Hitzig verlief die Debatte über die künftige Energiepolitik der EU. Im Vordergrund standen steigende Strom-, Gas- und Erdölpreise, dahinter verbirgt sich aber die für die ganze EU essenzielle Frage des Industrie-Standortes und der Wettbewerbsfähigkeit: Mit welcher Form von Energie kann die EU gegenüber China und der USA konkurrenzfähig bleiben?

Frankreich, das Vereinigte Königreich und andere Atomnationen machten sich für höhere EU-Beihilfen für Kernenergie und Fracking, die Förderung von Schiefergas, stark. Ihnen gegenüber stehen die AKW-freien Länder wie Österreich. „Die Abwanderung von Industrien aus der EU muss mit innovativen Ansätzen verhindert werden und nicht mit Atomkraft“, sagte der Bundeskanzler. Europa müsse alternative Ressourcen, wie Gasspeicher, fördern. „Es darf nicht passieren, dass sich Ökologie und Ökonomie wieder unversöhnlich gegenüberstehen“, appellierte Faymann an seine EU-Kollegen.

Waffenembargo

Obwohl es nicht auf der offiziellen Tagesordnung stand, befassten sich die Regierungschefs auch mit der Lage in Syrien.

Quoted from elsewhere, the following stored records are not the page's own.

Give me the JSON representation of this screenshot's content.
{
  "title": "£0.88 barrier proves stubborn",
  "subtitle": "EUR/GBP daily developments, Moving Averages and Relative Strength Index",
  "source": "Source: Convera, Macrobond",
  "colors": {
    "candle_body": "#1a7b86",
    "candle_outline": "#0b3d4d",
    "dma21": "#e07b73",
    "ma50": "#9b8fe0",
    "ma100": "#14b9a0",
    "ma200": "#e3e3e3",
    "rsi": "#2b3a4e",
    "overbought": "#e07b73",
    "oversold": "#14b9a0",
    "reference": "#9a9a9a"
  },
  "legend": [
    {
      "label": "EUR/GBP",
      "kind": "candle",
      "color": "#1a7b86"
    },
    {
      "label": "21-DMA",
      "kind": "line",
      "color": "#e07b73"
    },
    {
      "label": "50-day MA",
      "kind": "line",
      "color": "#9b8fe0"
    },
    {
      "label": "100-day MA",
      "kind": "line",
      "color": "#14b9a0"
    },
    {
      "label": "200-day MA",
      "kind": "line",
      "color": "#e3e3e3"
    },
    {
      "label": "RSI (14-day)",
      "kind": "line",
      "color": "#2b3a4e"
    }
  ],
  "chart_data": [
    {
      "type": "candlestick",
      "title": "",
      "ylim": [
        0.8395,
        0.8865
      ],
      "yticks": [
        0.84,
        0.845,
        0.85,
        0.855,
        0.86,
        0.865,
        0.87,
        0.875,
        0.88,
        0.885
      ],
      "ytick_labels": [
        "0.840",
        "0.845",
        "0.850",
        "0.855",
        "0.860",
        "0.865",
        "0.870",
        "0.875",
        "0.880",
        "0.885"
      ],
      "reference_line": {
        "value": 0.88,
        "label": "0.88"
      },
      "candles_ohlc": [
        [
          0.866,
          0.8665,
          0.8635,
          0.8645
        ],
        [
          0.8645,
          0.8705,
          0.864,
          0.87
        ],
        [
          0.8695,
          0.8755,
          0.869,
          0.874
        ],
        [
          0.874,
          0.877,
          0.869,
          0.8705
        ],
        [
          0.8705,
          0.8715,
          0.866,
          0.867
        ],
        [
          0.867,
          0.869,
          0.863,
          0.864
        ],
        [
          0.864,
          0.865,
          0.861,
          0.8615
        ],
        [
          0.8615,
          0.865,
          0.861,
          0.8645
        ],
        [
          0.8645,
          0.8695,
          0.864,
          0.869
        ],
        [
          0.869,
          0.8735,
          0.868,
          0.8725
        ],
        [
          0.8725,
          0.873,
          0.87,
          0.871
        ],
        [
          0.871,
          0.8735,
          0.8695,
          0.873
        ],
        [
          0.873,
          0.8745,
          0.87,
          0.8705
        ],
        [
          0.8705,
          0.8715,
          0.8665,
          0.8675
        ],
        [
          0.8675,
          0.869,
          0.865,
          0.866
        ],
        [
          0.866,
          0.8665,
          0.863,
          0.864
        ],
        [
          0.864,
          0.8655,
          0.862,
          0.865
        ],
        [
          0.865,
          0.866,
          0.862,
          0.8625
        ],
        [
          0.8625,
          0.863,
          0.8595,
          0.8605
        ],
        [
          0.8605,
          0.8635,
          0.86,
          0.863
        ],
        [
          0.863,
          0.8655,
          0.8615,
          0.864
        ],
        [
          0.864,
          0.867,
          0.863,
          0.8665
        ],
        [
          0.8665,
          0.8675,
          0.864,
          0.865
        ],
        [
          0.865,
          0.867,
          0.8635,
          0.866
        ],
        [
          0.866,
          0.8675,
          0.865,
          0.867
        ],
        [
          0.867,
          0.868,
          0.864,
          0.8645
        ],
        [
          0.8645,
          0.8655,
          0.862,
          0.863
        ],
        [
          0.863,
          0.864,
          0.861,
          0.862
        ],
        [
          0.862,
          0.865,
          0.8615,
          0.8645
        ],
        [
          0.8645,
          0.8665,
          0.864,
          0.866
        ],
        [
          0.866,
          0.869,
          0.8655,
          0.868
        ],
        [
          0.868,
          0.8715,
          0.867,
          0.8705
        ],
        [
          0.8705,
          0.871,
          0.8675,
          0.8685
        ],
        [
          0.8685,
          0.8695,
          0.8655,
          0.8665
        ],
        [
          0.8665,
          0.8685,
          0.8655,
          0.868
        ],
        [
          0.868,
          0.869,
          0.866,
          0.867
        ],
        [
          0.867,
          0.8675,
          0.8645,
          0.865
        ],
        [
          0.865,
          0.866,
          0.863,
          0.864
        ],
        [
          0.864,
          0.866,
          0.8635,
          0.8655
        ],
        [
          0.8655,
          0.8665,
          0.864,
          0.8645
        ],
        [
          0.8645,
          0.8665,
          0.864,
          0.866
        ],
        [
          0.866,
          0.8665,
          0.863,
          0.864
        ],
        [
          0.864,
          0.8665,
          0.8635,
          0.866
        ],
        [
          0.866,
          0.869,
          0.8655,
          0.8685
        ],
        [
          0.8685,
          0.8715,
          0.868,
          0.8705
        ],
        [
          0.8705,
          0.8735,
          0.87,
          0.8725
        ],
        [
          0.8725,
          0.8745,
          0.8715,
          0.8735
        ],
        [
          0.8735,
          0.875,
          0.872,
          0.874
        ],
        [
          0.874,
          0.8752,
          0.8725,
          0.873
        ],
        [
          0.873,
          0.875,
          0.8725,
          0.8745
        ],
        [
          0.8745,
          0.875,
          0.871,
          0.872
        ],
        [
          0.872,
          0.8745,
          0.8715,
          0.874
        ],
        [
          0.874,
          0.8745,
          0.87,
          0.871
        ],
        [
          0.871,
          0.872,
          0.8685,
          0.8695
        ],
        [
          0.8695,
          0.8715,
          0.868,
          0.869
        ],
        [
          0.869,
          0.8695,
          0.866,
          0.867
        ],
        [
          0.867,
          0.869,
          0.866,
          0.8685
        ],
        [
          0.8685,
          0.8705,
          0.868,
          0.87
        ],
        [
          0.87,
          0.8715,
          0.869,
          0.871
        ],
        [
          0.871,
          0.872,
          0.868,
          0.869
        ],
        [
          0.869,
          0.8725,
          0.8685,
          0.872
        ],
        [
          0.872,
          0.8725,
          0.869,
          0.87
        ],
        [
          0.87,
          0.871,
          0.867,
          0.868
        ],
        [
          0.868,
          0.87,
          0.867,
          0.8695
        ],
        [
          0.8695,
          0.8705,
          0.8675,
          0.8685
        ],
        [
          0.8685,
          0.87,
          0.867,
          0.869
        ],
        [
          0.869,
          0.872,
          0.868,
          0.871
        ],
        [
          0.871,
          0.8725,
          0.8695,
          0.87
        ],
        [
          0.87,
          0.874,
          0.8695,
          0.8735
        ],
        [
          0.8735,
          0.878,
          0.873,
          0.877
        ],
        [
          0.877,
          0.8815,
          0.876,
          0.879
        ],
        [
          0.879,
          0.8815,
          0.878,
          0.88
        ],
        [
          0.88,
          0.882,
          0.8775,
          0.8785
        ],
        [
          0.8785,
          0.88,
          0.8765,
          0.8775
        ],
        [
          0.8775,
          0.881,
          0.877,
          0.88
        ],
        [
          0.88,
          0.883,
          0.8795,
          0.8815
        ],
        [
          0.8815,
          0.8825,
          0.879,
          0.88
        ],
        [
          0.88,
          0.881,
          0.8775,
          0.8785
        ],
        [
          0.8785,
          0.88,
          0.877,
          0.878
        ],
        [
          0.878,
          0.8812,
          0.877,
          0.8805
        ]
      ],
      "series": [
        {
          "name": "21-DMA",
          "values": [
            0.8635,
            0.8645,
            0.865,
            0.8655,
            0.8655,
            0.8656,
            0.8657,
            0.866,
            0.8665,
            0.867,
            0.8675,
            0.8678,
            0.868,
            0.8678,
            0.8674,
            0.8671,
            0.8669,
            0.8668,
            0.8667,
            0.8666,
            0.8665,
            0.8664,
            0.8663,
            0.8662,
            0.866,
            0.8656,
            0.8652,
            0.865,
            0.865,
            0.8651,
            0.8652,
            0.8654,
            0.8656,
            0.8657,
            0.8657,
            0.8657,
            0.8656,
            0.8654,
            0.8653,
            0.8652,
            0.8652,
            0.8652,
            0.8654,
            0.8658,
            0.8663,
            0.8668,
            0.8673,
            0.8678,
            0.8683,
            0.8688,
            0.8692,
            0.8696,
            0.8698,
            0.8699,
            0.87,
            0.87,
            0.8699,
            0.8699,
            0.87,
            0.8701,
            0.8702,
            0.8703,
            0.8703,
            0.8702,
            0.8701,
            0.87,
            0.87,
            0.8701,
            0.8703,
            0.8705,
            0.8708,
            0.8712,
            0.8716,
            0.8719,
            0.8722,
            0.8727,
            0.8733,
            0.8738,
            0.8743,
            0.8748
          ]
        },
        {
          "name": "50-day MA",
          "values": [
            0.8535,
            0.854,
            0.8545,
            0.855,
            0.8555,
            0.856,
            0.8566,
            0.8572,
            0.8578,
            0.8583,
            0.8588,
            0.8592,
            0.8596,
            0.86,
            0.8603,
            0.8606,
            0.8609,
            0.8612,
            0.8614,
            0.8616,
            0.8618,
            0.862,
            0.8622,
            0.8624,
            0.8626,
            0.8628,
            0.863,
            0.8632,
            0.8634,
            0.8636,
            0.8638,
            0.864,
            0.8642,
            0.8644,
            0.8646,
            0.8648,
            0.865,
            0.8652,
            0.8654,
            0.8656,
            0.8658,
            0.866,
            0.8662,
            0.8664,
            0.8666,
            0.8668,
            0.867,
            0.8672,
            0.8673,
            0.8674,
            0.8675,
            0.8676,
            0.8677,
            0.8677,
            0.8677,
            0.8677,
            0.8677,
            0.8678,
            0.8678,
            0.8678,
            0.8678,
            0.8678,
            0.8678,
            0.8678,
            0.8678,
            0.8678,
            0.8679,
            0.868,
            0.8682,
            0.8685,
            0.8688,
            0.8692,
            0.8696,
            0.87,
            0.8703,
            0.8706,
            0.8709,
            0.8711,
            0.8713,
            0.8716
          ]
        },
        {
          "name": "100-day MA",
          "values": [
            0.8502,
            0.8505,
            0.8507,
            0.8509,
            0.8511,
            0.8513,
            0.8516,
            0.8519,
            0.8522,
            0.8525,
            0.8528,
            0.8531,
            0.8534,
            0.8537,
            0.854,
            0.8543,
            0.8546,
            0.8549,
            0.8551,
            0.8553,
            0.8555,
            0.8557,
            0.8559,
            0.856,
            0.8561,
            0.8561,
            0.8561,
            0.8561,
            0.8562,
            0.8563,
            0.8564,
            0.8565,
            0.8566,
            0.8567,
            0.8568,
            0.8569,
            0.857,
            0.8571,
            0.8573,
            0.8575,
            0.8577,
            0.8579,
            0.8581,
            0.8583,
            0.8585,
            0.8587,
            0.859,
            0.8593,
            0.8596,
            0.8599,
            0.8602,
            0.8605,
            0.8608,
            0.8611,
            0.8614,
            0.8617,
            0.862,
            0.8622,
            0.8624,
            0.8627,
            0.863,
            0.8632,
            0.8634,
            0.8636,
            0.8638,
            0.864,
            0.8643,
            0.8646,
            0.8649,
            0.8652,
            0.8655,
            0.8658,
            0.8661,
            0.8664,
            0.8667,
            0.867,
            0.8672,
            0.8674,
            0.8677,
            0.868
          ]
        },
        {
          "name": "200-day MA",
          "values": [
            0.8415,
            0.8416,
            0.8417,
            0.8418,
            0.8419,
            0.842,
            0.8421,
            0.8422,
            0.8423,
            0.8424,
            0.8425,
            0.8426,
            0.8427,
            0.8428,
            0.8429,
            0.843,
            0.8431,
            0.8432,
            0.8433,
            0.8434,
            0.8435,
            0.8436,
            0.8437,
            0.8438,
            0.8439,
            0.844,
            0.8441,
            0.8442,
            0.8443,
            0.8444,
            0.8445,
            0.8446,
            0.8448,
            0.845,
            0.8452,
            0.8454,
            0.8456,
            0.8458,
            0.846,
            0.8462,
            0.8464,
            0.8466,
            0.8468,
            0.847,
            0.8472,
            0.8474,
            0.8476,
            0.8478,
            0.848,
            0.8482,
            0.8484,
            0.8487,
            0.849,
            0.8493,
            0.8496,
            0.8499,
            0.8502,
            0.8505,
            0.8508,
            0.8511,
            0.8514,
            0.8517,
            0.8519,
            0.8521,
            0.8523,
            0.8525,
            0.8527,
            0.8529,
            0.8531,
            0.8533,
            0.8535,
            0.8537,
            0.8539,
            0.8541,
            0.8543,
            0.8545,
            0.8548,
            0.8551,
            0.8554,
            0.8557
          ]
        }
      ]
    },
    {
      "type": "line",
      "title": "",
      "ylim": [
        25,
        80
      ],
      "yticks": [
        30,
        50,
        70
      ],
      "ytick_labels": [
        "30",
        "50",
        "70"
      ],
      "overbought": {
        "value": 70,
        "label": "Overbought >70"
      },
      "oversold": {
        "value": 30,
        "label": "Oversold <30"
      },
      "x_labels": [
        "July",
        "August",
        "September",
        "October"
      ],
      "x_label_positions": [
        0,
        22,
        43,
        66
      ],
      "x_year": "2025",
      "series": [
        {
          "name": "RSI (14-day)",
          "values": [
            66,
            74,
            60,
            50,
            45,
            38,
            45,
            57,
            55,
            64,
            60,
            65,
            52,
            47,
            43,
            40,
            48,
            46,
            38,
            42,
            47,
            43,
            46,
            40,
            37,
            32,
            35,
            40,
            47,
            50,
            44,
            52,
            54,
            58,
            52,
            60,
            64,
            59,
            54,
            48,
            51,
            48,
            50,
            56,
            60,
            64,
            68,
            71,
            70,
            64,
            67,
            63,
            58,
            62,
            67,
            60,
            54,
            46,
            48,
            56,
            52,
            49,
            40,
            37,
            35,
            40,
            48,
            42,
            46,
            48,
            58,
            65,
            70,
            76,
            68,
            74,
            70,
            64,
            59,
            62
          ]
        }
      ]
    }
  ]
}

Eine Drohkulisse baute vor dem Gipfel der britische Premier David Cameron auf. Er ließ durchsickern, die von London seit vielen Wochen geforderte Aufhebung des Waffenembargos gegenüber Syrien anzusprechen. „Er will damit nur von der Debatte über die britischen Steueroasen ablenken“, erklärte ein Gipfelteilnehmer. Kanzler Faymann drohte indes damit, die österreichischen Soldaten vom Golan abzuziehen, sollte das Embargo aufgehoben werden.

Neue Zinsrichtlinie

Reform und Erweiterung

Die geltende Richtlinie umfasst nur den Austausch von Daten über Zinserträge. Österreich und Luxemburg blockieren die Richtlinie. Jetzt sollen auch Erträge aus Fonds und Lebensversicherungen besteuert werden. Auch Stiftungen und Trusts sollen einbezogen werden.

Drittstaaten

Die EU-Finanzminister gaben vergangene Woche grünes Licht, damit die Kommission mit der Schweiz, Liechtenstein, Monaco, Andorra und San Marino Abkommen zum Austausch von Steuer-Daten verhandeln kann.